Topic: Progress Report
Serinor is a big project, and it taught me quite a bit about putting a game together. Today specifically, I'm talking about abilities. Serinor stores all of its abilities (and it's got a lot: 360 spells plus any class abilities. I think I'm past 500 by this point) in a long list. It tracks name, description, cost, and an effect number. Any individual effect is a reference to another long list, where each unique possible effect of an ability is scripted.
I added just one number to this when making Gelardia (okay, and another string, but it's less significant.) In addition to the effect reference, the ability database tracks the strength of the ability. It's ingenious, and I wish I'd done it for Serinor. Instead of having to seperately script a healing ability for every possible amount of healing, a healing ability knows innately how much it's going to heal. So I just script a heal effect once and every healing ability can point to that, passing in its own strength.
It's kind of fun, because descriptive text can be generated dynamically rather than being stored in a .dat file. So if your magic stat goes up, the description of all your abilities takes the change into effect and automatically updates the description of your abilities to reflect your increased power.
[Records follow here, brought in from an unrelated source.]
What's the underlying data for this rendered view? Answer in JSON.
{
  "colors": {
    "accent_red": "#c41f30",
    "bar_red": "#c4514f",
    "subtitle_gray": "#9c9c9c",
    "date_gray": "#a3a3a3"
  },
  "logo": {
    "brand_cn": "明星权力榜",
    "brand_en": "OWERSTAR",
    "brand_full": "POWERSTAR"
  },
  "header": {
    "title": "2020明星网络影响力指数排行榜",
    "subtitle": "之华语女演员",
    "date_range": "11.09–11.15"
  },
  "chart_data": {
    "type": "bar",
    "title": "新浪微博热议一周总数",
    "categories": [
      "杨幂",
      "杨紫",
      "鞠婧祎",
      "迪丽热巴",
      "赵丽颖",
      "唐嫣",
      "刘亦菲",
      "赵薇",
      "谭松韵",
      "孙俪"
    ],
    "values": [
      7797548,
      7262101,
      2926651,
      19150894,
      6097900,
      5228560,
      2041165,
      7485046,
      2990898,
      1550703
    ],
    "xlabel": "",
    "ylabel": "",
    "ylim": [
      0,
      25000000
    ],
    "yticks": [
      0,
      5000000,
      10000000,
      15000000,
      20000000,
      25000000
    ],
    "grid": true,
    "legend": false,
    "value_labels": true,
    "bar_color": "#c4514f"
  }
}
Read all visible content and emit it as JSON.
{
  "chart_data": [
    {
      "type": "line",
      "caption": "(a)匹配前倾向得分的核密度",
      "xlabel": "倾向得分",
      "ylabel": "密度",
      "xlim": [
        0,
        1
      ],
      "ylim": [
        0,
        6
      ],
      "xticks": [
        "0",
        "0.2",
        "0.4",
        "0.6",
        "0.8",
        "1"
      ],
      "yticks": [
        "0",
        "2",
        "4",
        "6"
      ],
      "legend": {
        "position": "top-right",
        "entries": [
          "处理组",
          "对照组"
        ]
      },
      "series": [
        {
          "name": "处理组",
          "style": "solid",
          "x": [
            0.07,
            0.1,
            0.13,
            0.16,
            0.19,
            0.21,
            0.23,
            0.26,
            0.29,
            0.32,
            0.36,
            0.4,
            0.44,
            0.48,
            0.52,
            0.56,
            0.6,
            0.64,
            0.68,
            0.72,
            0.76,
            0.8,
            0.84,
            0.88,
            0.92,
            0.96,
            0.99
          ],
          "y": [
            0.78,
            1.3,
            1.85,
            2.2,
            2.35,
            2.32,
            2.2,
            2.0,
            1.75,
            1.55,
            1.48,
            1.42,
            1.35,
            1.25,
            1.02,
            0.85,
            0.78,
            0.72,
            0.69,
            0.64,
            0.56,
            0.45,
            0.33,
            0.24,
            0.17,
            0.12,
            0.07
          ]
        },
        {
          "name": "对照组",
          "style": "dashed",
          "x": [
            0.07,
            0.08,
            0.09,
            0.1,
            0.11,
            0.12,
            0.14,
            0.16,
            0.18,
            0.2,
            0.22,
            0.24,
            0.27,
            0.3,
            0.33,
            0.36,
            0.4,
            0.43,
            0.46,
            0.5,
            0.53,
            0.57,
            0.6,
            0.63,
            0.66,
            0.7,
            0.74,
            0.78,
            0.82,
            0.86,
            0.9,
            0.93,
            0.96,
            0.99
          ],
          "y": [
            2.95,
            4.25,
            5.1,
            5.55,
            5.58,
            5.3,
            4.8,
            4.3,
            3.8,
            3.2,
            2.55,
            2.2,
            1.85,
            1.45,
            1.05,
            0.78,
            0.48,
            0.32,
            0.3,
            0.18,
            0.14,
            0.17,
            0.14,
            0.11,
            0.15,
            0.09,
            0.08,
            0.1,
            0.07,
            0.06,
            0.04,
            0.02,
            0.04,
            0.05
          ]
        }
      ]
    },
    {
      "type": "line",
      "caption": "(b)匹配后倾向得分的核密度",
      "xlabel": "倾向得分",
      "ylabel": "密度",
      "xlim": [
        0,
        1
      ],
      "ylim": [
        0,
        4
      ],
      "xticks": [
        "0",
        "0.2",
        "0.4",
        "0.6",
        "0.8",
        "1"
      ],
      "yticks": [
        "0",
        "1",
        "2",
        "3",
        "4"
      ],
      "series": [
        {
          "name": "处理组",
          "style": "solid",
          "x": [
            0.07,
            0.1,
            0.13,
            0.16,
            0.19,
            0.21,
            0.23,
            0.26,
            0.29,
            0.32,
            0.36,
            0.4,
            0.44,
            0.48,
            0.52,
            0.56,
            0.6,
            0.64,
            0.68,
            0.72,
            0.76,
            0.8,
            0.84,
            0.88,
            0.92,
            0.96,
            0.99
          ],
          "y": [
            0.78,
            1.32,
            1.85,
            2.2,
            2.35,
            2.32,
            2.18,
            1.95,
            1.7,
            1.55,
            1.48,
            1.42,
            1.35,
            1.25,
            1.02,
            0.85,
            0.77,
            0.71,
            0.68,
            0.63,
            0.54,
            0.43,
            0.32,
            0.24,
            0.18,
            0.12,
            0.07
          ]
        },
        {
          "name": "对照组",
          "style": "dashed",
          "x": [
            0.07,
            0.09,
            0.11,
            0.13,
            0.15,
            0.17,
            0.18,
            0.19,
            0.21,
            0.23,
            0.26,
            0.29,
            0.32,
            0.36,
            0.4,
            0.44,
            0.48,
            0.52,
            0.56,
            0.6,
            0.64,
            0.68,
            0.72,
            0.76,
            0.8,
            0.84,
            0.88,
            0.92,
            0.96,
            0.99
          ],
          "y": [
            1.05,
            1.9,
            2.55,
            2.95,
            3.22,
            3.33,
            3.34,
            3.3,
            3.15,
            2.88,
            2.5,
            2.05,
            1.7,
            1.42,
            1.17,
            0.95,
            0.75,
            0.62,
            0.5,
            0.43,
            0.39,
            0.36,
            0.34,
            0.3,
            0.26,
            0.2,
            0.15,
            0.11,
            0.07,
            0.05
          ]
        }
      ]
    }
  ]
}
That part's coded and working, complete with text highlighting of the important words/numbers in the description.
All of the initial character's abilities are defined, which is also a trick, since the cost and power of his abiliteis varies based on current magic point totals and not just his magic statistic. So his abilities grow weaker as he uses them, but he gains magic points for each monster he kills. (He's a manifestation of the god of war; he loses his magic after resting and only regains it through battle.) I think the abilities scale properly across the levels. I've also defined a few of the second charater's starting abilities, though his are more static.
Now that I've finalized how I want the information stored in Gelardia's memory and have a few abilities to play with, I can start scripting the actual ability effects. That should finish up the basics on the battle system, because it'll mean items work also. They use the same framework.